Zaraket argues that we can look to other coronaviruses to inform what might happen as the pandemic transitions out of the current state – either through vaccination or acquired immunity over time – and infection slows.

Lia van der Hoek, a researcher at the Laboratory of Experimental Virology, also tells Inverse it's fair to look at common cold coronaviruses as models to predict how Covid-19 may behave.

"We see that all common cold coronaviruses have this seasonal preference," She explains. "It is way more likely that SARS-CoV-2 will act similarly in the post-pandemic period, than that it will not."

What would a seasonal Covid-19 really mean? – At this point, it's still too early to know whether SARS-CoV-2, the virus that causes Covid-19, may truly become seasonal, even if that's the pattern set forth by other coronaviruses.

"Predicting is different from observing what is really happening with SARS-CoV-2," van der Hoek says.

And we still don't know if a vaccine will simply lessen severity of the disease or help to stop infection.
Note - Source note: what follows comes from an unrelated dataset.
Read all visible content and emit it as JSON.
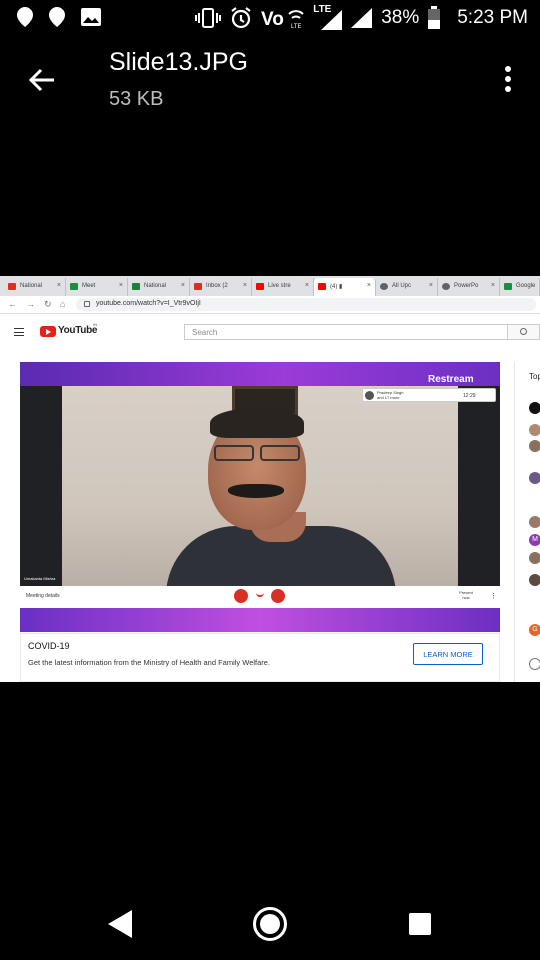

We also don't know how long immunity lasts, and whether reinfection (which has been reported in case studies) is truly a concern.

With these unanswered questions and no precedent for a coronavirus transitioning from a pandemic to a seasonal virus, we still aren't even sure what hallmarks would indicate that this is going to happen, says Monto.

At this point, Monto speculates that even if the coronavirus does become seasonal, it's not a guarantee the world would continue to retreat into lockdown each time the virus surges. The hope is, by that point, we have treatments that could prevent severe disease or a vaccine that can at least lessen its severity — even if it can't stop infection entirely.

"At that point, we should have other therapeutics and vaccines available like with flu," he says.

Hopefully, we're taking the steps towards controlling the disease. Even if we have to live with it for the foreseeable future.